Both countries and private users can benefit from clean energy. They not only care for the environment by using clean energy but also to save money.
The world consumes an average of 3000 kWh of electricity per person every year (distributed unevenly between countries that consume 200 and others that consume 15000). Beyond the numbers, behind this is the need to reduce consumption to avoid negative effects on the environment, and to replace the use of non-renewable energy with green energy.
The transition from non-renewable energies to renewable energies is everyone’s job. It is a commitment that governments must make in terms of legislation, large companies (because they are the ones that offer different energy alternatives and also those that consume the most), and finally each user, who makes the decisions at home.
However, many myths circulate behind the adoption of renewable energies. One of them is that green energy is necessarily more expensive than traditional sources.
Today, I’ll explain why renewable energy can be more economical, both at the macro-level (for states and companies) and for individual users, and how each can contribute from his place to this passage.
According to Clean Energy ORG, in some countries, it has already been shown that clean energy can be cheaper.

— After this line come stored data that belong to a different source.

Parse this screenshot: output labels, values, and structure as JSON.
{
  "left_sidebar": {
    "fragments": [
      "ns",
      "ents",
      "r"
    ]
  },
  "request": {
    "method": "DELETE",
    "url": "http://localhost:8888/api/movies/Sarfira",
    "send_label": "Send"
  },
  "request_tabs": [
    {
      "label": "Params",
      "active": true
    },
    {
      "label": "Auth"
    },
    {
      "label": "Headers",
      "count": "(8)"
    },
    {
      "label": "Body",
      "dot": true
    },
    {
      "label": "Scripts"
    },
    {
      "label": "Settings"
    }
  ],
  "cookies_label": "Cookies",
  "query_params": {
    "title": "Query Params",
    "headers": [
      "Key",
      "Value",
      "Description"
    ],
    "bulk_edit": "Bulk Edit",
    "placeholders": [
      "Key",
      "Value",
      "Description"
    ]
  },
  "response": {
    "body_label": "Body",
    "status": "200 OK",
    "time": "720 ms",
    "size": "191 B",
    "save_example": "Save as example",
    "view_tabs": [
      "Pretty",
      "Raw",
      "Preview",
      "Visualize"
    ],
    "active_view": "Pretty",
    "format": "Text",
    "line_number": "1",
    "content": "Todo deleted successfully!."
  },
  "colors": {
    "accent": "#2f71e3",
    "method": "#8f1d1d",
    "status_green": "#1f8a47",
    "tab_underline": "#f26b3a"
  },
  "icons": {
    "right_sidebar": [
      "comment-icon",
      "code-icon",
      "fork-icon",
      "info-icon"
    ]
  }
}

A Latin American example is Uruguay, where generating conventional thermal energy with imported fuels, costs more than the US $110 MWh, while its wind energy costs US $64 MWh. Uruguay’s commitment to clean energy has allowed it to save an enormous amount of money.
Energy prices correspond to the resources each country has. Therefore, a country with abundant hydrocarbon reserves and limited extraction costs will have a lower conventional energy cost than another country without those reserves or with other costs. On the contrary, a country that has natural resources of excellent quality (such as wind and solar) will be able to produce renewable energies more economically than other types of energy.

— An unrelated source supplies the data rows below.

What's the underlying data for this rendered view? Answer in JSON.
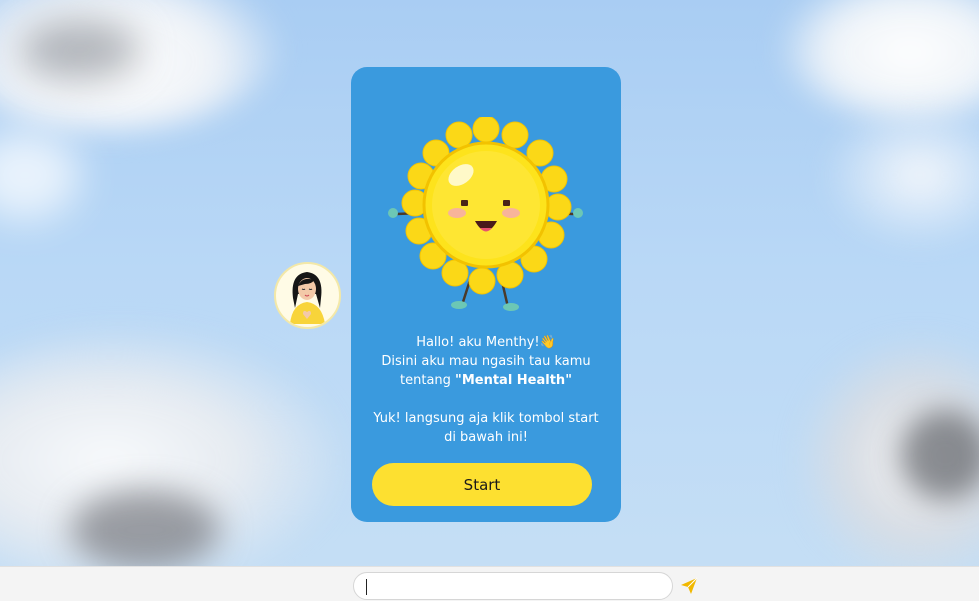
{
  "card": {
    "greeting": "Hallo! aku Menthy!👋",
    "line2": "Disini aku mau ngasih tau kamu",
    "line3_prefix": "tentang ",
    "topic": "\"Mental Health\"",
    "cta_line1": "Yuk! langsung aja klik tombol start",
    "cta_line2": "di bawah ini!",
    "start_label": "Start"
  },
  "chat": {
    "input_value": "",
    "input_placeholder": ""
  },
  "icons": {
    "mascot": "sun-mascot-icon",
    "avatar": "girl-heart-hands-avatar",
    "send": "paper-plane-icon"
  },
  "colors": {
    "card_bg": "#3a9ade",
    "button_bg": "#fde030",
    "send_icon": "#f1b800",
    "bottom_bar": "#f4f4f4"
  }
}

The passage to clean energy is not only in the hands of the country’s leaders but also of the consumers. In order for there to be renewable energies in a country, greater consumer awareness is necessary in order for this passage to be a viable option.
But, as Clean Energy ORG explains, there are many companies that are analyzing and ensuring higher percentages of clean energy in their supply matrix. According to one businessman: “It is a project that has to make sense from the economic point of view, and also from the cultural point of view”.
We can all do a lot, from small daily behaviors to larger decisions, such as those we make when building or renovating our home.
It is to be hoped that in the near future many more possibilities will open up, such as transforming users into clean energy generators. But, there is already a lot to be done today.
Also, many countries are viewing clean energy as a commitment to sustainability. The signing of the Paris Agreement and its complementary documents by almost 200 countries, is a clear symptom that there is increasing awareness and commitment in this regard, and Latin America can be a relevant actor in this new challenge by incorporating these forms of clean energy.
But there is still a long way to go, and everyone plays a big part in the clean energy movement. From a country’s decision to vote on a law to pass to our decision to choose to vacation in a lodge fed by green energy, or something as small as disconnecting appliances that are not in use, we can all do something to move towards this new paradigm.